Printemps, ces mains qui savent sève, et d’autres encore. Merci!
En début d’année selon notre calendrier mais au beau milieu de l’hiver. Je l’aimais bien quand même, ce janvier, parce que Yo et moi avions appris à tailler, tâche normalement dévolue aux hommes ! Et ces grands silences, dans les règes, quand chacun pensait devant son pied de vigne. Oui, j’aimais ça. Et j’aime que tu aimes.
Tiens, “rège”… Je pensais que ce n’était qu’un mot du patois charentais (que l’on me conseillait à la maison de ne pas dire…;-)). À croire qu’il a franchi les frontières. L’as-tu toujours “connu”?
Dans le sens de rang de vignes, toujours entendu règes dans ma contrée mais terme utilisé plus par les paysans que par les patrons. Sais-tu pourquoi l’on te conseillait de ne pas employer ce mot ? Double sens “vulgaire” ?

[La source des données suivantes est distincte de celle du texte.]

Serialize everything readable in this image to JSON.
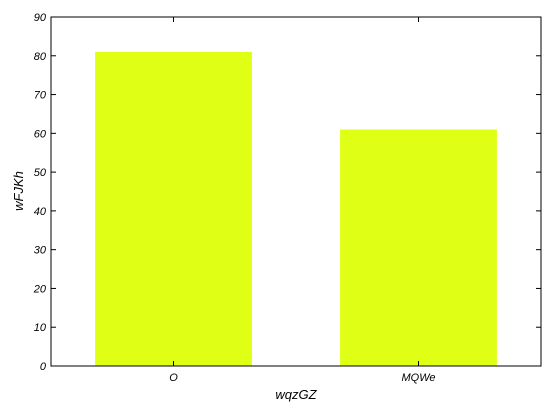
{
  "chart_data": {
    "type": "bar",
    "categories": [
      "O",
      "MQWe"
    ],
    "values": [
      81,
      61
    ],
    "title": "",
    "xlabel": "wqzGZ",
    "ylabel": "wFJKh",
    "ylim": [
      0,
      90
    ],
    "yticks": [
      0,
      10,
      20,
      30,
      40,
      50,
      60,
      70,
      80,
      90
    ],
    "grid": false,
    "legend": "none",
    "colors": {
      "bar": "#dfff14",
      "axis": "#000000",
      "background": "#ffffff"
    }
  }
}
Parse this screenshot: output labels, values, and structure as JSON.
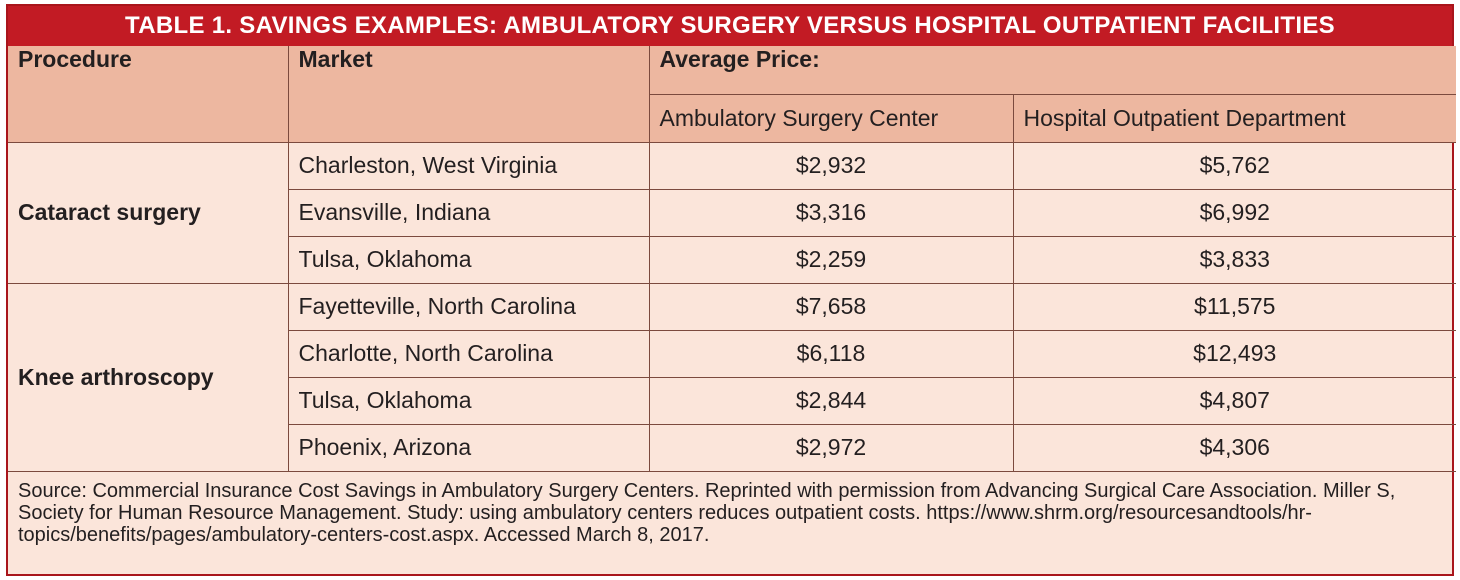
{
  "title": "TABLE 1.  SAVINGS EXAMPLES:  AMBULATORY SURGERY VERSUS HOSPITAL OUTPATIENT FACILITIES",
  "headers": {
    "procedure": "Procedure",
    "market": "Market",
    "average_price": "Average Price:",
    "asc": "Ambulatory Surgery Center",
    "hopd": "Hospital Outpatient Department"
  },
  "groups": [
    {
      "procedure": "Cataract surgery",
      "rows": [
        {
          "market": "Charleston, West Virginia",
          "asc": "$2,932",
          "hopd": "$5,762"
        },
        {
          "market": "Evansville, Indiana",
          "asc": "$3,316",
          "hopd": "$6,992"
        },
        {
          "market": "Tulsa, Oklahoma",
          "asc": "$2,259",
          "hopd": "$3,833"
        }
      ]
    },
    {
      "procedure": "Knee arthroscopy",
      "rows": [
        {
          "market": "Fayetteville, North Carolina",
          "asc": "$7,658",
          "hopd": "$11,575"
        },
        {
          "market": "Charlotte, North Carolina",
          "asc": "$6,118",
          "hopd": "$12,493"
        },
        {
          "market": "Tulsa, Oklahoma",
          "asc": "$2,844",
          "hopd": "$4,807"
        },
        {
          "market": "Phoenix, Arizona",
          "asc": "$2,972",
          "hopd": "$4,306"
        }
      ]
    }
  ],
  "source": "Source: Commercial Insurance Cost Savings in Ambulatory Surgery Centers. Reprinted with permission from Advancing Surgical Care Association. Miller S, Society for Human Resource Management. Study: using ambulatory centers reduces outpatient costs. https://www.shrm.org/resourcesandtools/hr-topics/benefits/pages/ambulatory-centers-cost.aspx. Accessed March 8, 2017."
}
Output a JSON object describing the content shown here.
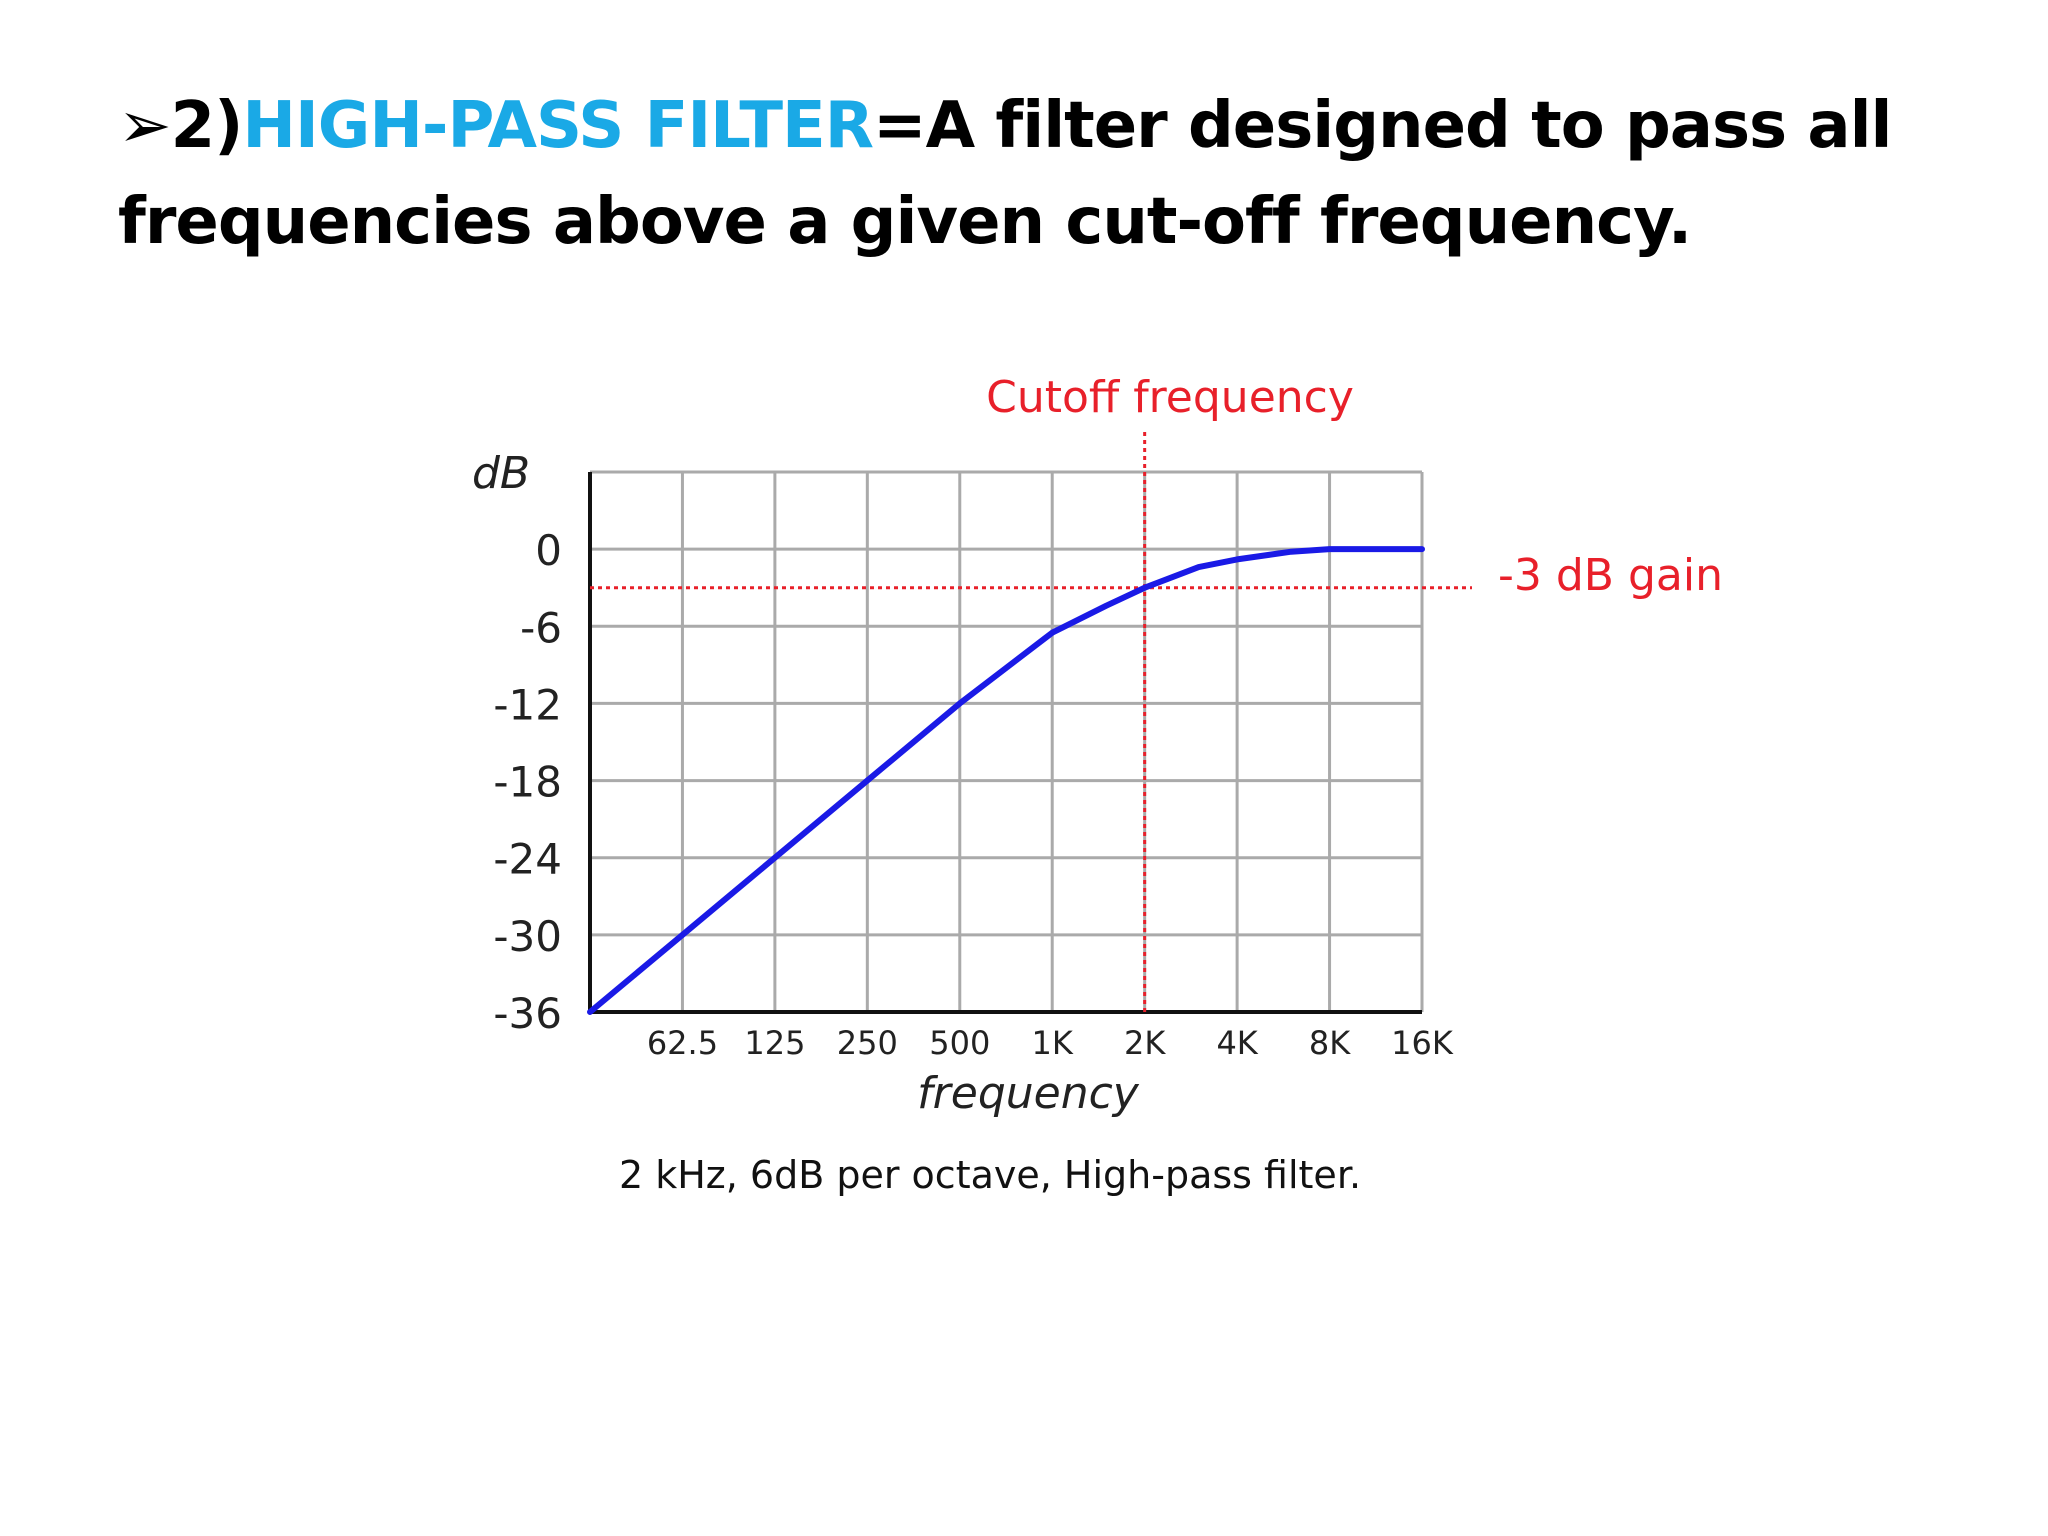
{
  "slide": {
    "bullet": "➢",
    "number": "2)",
    "term": "HIGH-PASS FILTER",
    "definition_line1": "=A filter designed to pass all",
    "definition_line2": "frequencies above a given cut-off frequency.",
    "accent_color": "#1aa9e6"
  },
  "chart_data": {
    "type": "line",
    "ylabel": "dB",
    "xlabel": "frequency",
    "caption": "2 kHz, 6dB per octave, High-pass filter.",
    "x_ticks": [
      "62.5",
      "125",
      "250",
      "500",
      "1K",
      "2K",
      "4K",
      "8K",
      "16K"
    ],
    "y_ticks": [
      0,
      -6,
      -12,
      -18,
      -24,
      -30,
      -36
    ],
    "ylim": [
      -36,
      6
    ],
    "x_scale": "log2 (octaves)",
    "grid": true,
    "cutoff_label": "Cutoff frequency",
    "cutoff_x": "2K",
    "gain_label": "-3 dB gain",
    "gain_y": -3,
    "series": [
      {
        "color": "#1a1ae6",
        "x_hz": [
          31.25,
          62.5,
          125,
          250,
          500,
          1000,
          1500,
          2000,
          3000,
          4000,
          6000,
          8000,
          16000
        ],
        "y_db": [
          -36,
          -30,
          -24,
          -18,
          -12,
          -6.5,
          -4.4,
          -3,
          -1.4,
          -0.8,
          -0.2,
          0,
          0
        ]
      }
    ],
    "grid_color": "#aaaaaa",
    "marker_color": "#e8202a"
  }
}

Ah, “vulgaire”… Compris, hélas! Mais je n’ai certainement pas assez côtoyé le gars du coin au bar pour entendre cette utilisation… Et mon innocence, encore intacte, m’a préservé du pire ! 😉
La correction du langage en général tenait plus de l’apprentissage de la frontière à comprendre entre dialecte et langue officieusement officielle. N’est pas breton qui veut.
Ah ah ah… Je t’entends d’ici échanger en breton avec le Baloo, tu sais celui des Eglisaures Échalotes !!